5. We Want to Solve the Mystery
True crime mysteries have been popular since the first true crime novel, Truman Capote’s 1966 book about the Clutter Killings in the small town of Holcombe. Over 50 years later, we still want to join the detectives to figure out how this awful event took place. Bonn explains: “People can play armchair detective and see if they can figure out ‘whodunit’ before law enforcement authorities catch the actual perpetrator.” As humans, we love puzzles, and a real life one is even more difficult to solve, which naturally we can’t get enough of.
6. We Like to Be Scared
We love to be scared, but in a manner in which we feel safe. The fact that you can switch from Ted Bundy to Friends in an instant makes the act of being frightened actually enjoyable. A.J. Marsden, an assistant professor of human services and psychology at Beacon College in Leesburg, Florida, HuffPost: “Dive into the darker side of humanity, but from the safety of the couch.”

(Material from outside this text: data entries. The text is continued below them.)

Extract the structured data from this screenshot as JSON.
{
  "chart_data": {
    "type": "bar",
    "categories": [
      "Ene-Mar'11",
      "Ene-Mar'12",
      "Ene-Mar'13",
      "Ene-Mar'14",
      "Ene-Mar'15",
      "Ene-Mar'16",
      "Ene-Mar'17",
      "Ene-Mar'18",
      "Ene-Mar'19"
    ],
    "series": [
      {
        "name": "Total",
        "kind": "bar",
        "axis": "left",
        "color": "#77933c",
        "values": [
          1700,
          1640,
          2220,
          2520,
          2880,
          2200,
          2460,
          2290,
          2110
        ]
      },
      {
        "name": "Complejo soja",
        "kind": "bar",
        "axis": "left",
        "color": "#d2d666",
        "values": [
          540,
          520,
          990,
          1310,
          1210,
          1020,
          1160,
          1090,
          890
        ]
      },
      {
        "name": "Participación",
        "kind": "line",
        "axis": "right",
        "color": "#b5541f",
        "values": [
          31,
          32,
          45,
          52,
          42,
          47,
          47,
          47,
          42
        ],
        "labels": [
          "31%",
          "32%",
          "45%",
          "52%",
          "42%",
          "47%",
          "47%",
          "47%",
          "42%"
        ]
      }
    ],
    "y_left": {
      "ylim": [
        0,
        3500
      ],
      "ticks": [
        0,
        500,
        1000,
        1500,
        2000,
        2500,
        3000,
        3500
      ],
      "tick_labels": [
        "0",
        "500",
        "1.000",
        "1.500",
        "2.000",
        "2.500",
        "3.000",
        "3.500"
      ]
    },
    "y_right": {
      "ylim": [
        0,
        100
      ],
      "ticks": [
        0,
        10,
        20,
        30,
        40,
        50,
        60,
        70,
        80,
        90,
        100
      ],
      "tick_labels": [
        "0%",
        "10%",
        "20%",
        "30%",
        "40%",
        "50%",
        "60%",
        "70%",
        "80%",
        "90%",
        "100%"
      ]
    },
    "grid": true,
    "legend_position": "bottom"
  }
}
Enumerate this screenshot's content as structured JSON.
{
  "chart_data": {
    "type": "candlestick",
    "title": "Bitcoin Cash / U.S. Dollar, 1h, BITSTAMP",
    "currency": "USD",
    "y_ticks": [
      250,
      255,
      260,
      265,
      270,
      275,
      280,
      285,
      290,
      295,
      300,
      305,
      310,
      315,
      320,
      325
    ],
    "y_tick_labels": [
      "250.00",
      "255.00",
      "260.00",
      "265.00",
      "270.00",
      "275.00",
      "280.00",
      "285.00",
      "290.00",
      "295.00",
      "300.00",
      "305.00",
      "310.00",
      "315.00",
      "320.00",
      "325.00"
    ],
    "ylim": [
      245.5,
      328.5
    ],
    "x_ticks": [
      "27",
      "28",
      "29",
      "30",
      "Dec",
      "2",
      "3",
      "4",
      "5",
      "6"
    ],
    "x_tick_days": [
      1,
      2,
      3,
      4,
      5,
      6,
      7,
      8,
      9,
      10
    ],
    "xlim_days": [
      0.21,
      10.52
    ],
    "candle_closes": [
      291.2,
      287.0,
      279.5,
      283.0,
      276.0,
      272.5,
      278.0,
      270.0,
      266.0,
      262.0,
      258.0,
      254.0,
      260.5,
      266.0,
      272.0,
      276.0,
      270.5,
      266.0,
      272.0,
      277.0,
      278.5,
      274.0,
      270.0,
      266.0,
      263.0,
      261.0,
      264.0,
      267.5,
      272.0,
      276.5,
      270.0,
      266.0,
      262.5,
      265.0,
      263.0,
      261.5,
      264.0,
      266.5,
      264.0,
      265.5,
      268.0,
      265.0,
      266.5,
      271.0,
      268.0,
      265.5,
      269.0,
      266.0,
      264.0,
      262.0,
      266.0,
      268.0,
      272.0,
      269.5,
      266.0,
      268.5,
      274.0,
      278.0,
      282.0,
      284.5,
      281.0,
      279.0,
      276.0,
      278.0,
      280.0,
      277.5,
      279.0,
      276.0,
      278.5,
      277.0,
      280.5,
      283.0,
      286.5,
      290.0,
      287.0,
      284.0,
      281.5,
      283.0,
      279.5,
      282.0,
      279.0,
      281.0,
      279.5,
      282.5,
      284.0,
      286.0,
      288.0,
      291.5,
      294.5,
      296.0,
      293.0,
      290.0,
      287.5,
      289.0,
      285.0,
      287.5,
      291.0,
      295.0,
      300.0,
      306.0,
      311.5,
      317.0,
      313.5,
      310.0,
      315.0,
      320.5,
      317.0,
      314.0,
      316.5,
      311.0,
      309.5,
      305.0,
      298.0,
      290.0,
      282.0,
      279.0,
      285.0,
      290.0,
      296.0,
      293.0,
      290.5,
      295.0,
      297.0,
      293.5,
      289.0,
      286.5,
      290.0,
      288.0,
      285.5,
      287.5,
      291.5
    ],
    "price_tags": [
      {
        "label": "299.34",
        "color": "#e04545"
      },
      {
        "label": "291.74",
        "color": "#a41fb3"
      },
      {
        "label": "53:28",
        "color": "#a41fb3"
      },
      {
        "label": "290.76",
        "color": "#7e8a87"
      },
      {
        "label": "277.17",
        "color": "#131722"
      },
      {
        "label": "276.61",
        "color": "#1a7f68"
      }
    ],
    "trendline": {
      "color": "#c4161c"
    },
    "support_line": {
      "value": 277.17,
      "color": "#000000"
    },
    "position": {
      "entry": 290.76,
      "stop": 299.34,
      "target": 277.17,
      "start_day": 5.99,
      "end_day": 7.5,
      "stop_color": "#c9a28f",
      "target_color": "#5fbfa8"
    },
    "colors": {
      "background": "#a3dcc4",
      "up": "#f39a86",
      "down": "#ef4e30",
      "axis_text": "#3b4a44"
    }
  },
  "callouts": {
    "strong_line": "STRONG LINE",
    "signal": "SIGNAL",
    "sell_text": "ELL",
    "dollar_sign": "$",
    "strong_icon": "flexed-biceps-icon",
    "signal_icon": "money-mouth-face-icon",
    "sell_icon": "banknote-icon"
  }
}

7. True Crime Provides a Sense of Escape
Storytelling has been what humans do since the beginning of time. TV journalist Chris Hansen Mentalfloss: “At the end of the day, it’s good storytelling, too. Voyeuristic isn’t the right term, but it does allow people to escape and to see this other side of life that’s fascinating, and I think it’s also this fascination with becoming an armchair detective”. True crime gives us the opportunity to leave our responsibilities behind and get lost in the mystery. As humans, we feel we need that disconnection from reality.